I think most people - even Floridians - know that our pretty small-population country swearing off all internal combustion transport will have zero impact on whether sea levels rise, because a ton of the coal burning and other massive pollution happens in countries that aren’t going to decarbonize (in fact, they think it’s fair game and morally right for them to use that cheap coal for 100 years since the Western countries got to do that).

There is one political party who believes the US should do degrowth and major carbon regulations, but they have been losing relevance even at the state level lately.

> because a ton of the coal burning and other massive pollution happens in countries that aren’t going to decarbonize

Everyone is moving away from burning coal, even when they have plenty of plants in which to do so, because of the very same logic which had us burning it in the first place:

Price.

> There is one political party who believes the US should do degrowth

Yes, and I dated one of their campaign managers.
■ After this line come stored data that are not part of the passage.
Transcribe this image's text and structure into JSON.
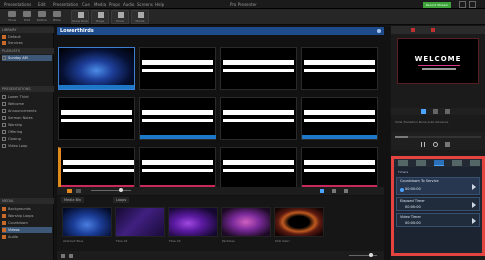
{
  "menubar": {
    "items": [
      "Presentations",
      "Edit",
      "Presentation",
      "Cue",
      "Media",
      "Props",
      "Audio",
      "Screens",
      "Help"
    ],
    "title": "Pro Presenter",
    "record_label": "Record Stream"
  },
  "toolbar": {
    "left_buttons": [
      "Show",
      "Edit",
      "Reflow",
      "Bible"
    ],
    "center_buttons": [
      "Show Directory",
      "Stage",
      "Timer",
      "Media"
    ]
  },
  "library": {
    "library_header": "LIBRARY",
    "library_items": [
      "Default",
      "Services"
    ],
    "playlist_header": "PLAYLISTS",
    "playlist_items": [
      "Sunday AM"
    ],
    "presentations_header": "PRESENTATIONS",
    "presentation_items": [
      "Lower Third",
      "Welcome",
      "Announcements",
      "Sermon Notes",
      "Worship",
      "Offering",
      "Closing",
      "Video Loop"
    ]
  },
  "media_bin": {
    "header": "MEDIA",
    "items": [
      "Backgrounds",
      "Worship Loops",
      "Countdown",
      "Videos",
      "Audio"
    ],
    "selected_index": 3
  },
  "main": {
    "title": "Lowerthirds"
  },
  "bin": {
    "tabs": [
      "Media Bin",
      "Loops"
    ],
    "thumbs": [
      "Abstract Blue",
      "Flow 01",
      "Flow 02",
      "Particles",
      "Pink Swirl"
    ]
  },
  "right": {
    "preview_text": "WELCOME",
    "status_line": "Slide Transition  None  Auto Advance",
    "progress_pct": 15
  },
  "timers": {
    "section": "Timers",
    "rows": [
      {
        "label": "Countdown To Service",
        "time": "00:00:00"
      },
      {
        "label": "Elapsed Timer",
        "time": "00:00:00"
      },
      {
        "label": "Video Timer",
        "time": "00:00:00"
      }
    ]
  },
  "colors": {
    "accent": "#1d4b8c",
    "highlight": "#e4433f",
    "bar_blue": "#1e78c8",
    "bar_pink": "#c8285a"
  }
}
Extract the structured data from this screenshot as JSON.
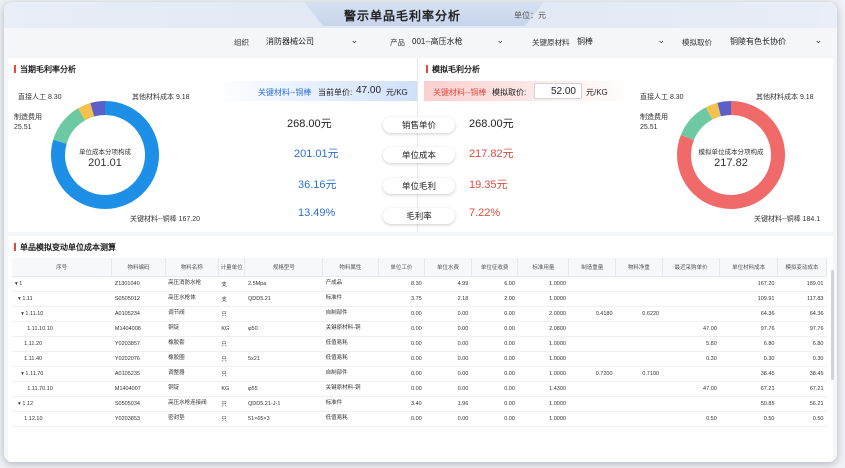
{
  "header": {
    "title": "警示单品毛利率分析",
    "unit": "单位：元"
  },
  "filters": [
    {
      "label": "组织",
      "value": "消防器械公司"
    },
    {
      "label": "产品",
      "value": "001--高压水枪"
    },
    {
      "label": "关键原材料",
      "value": "铜棒"
    },
    {
      "label": "模拟取价",
      "value": "铜陵有色长协价"
    }
  ],
  "left": {
    "title": "当期毛利率分析",
    "donut_center_label": "单位成本分项构成",
    "donut_center_value": "201.01",
    "labels": {
      "direct_labor": "直接人工 8.30",
      "other_material": "其他材料成本 9.18",
      "manufacturing_name": "制造费用",
      "manufacturing_value": "25.51",
      "key_material": "关键材料--铜棒 167.20"
    },
    "band_material": "关键材料--铜棒",
    "band_price_label": "当前单价:",
    "band_price_value": "47.00",
    "band_unit": "元/KG",
    "values": [
      "268.00元",
      "201.01元",
      "36.16元",
      "13.49%"
    ],
    "donut": [
      {
        "name": "关键材料--铜棒",
        "value": 167.2,
        "color": "#1e8fe6"
      },
      {
        "name": "制造费用",
        "value": 25.51,
        "color": "#6cc9a2"
      },
      {
        "name": "直接人工",
        "value": 8.3,
        "color": "#f2c14e"
      },
      {
        "name": "其他材料成本",
        "value": 9.18,
        "color": "#5b5fc7"
      }
    ]
  },
  "middle": {
    "buttons": [
      "销售单价",
      "单位成本",
      "单位毛利",
      "毛利率"
    ]
  },
  "right": {
    "title": "模拟毛利分析",
    "donut_center_label": "模拟单位成本分项构成",
    "donut_center_value": "217.82",
    "labels": {
      "direct_labor": "直接人工 8.30",
      "other_material": "其他材料成本 9.18",
      "manufacturing_name": "制造费用",
      "manufacturing_value": "25.51",
      "key_material": "关键材料--铜棒 184.1"
    },
    "band_material": "关键材料--铜棒",
    "band_price_label": "模拟取价:",
    "band_price_value": "52.00",
    "band_unit": "元/KG",
    "values": [
      "268.00元",
      "217.82元",
      "19.35元",
      "7.22%"
    ],
    "donut": [
      {
        "name": "关键材料--铜棒",
        "value": 184.1,
        "color": "#f06a6a"
      },
      {
        "name": "制造费用",
        "value": 25.51,
        "color": "#6cc9a2"
      },
      {
        "name": "直接人工",
        "value": 8.3,
        "color": "#f2c14e"
      },
      {
        "name": "其他材料成本",
        "value": 9.18,
        "color": "#5b5fc7"
      }
    ]
  },
  "table": {
    "title": "单品模拟变动单位成本测算",
    "columns": [
      "序号",
      "物料编码",
      "物料名称",
      "计量单位",
      "规格型号",
      "物料属性",
      "单位工价",
      "单位水费",
      "单位征收费",
      "标准用量",
      "制造重量",
      "物料净重",
      "最近采购单价",
      "单位材料成本",
      "模拟变动成本"
    ],
    "rows": [
      [
        "▾ 1",
        "Z1301040",
        "高压消防水枪",
        "支",
        "2.5Mpa",
        "产成品",
        "8.30",
        "4.99",
        "6.00",
        "1.0000",
        "",
        "",
        "",
        "167.20",
        "189.01"
      ],
      [
        "  ▾ 1.11",
        "S0505012",
        "高压水枪体",
        "支",
        "QDD5.21",
        "标准件",
        "3.75",
        "2.18",
        "2.00",
        "1.0000",
        "",
        "",
        "",
        "109.91",
        "117.83"
      ],
      [
        "    ▾ 1.11.10",
        "A0105234",
        "调节阀",
        "只",
        "",
        "自制部件",
        "0.00",
        "0.00",
        "0.00",
        "2.0000",
        "0.4180",
        "0.6220",
        "",
        "64.36",
        "64.36"
      ],
      [
        "        1.11.10.10",
        "M1404008",
        "铜锭",
        "KG",
        "φ50",
        "关键原材料-铜",
        "0.00",
        "0.00",
        "0.00",
        "2.0800",
        "",
        "",
        "47.00",
        "97.76",
        "97.76"
      ],
      [
        "      1.11.20",
        "Y0203857",
        "橡胶套",
        "只",
        "",
        "低值易耗",
        "0.00",
        "0.00",
        "0.00",
        "1.0000",
        "",
        "",
        "5.80",
        "6.80",
        "6.80"
      ],
      [
        "      1.11.40",
        "Y0202076",
        "橡胶圈",
        "只",
        "5x21",
        "低值易耗",
        "0.00",
        "0.00",
        "0.00",
        "1.0000",
        "",
        "",
        "0.30",
        "0.30",
        "0.30"
      ],
      [
        "    ▾ 1.11.70",
        "A0105235",
        "调整器",
        "只",
        "",
        "自制部件",
        "0.00",
        "0.00",
        "0.00",
        "1.0000",
        "0.7200",
        "0.7100",
        "",
        "38.45",
        "38.45"
      ],
      [
        "        1.11.70.10",
        "M1404007",
        "铜锭",
        "KG",
        "φ55",
        "关键原材料-铜",
        "0.00",
        "0.00",
        "0.00",
        "1.4300",
        "",
        "",
        "47.00",
        "67.21",
        "67.21"
      ],
      [
        "  ▾ 1.12",
        "S0505034",
        "高压水枪连接阀",
        "只",
        "QDD5.21-J-1",
        "标准件",
        "3.40",
        "1.96",
        "0.00",
        "1.0000",
        "",
        "",
        "",
        "50.85",
        "56.21"
      ],
      [
        "      1.12.10",
        "Y0203853",
        "密封垫",
        "只",
        "51×65×3",
        "低值易耗",
        "0.00",
        "0.00",
        "0.00",
        "1.0000",
        "",
        "",
        "0.50",
        "0.50",
        "0.50"
      ]
    ]
  }
}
However, the Green Party isn't relevant.

America is not a small population country and is still per capital emitting more than China; while China is now on a downturn (admittedly from a very high absolute level of emissions)
IMO, that remains to be seen. China is still adding new coal capacity roughly equal to America's entire coal capacity, or about ~160+GW, just in 2025(74GW)/2026(90+GW expected) while retiring almost none.
Capacity is less relevant than usage. It's not like you drive a combustion car by putting your foot to the floor on the accelerator and only modulate your speed with the clutch and breaks.

Chinese coal *consumption* seems to be trending down, not up, regardless of capacity: https://www.carbonbrief.org/analysis-chinas-co2-emissions-ha...

Sure, but China isn't building new coal plants, just for decorative value, but because renewables aren't stable.

Sure, we've seen this rodeo before, circa 2015 -- when it dipped a few points, then it continued on its march toward coal supremacy since.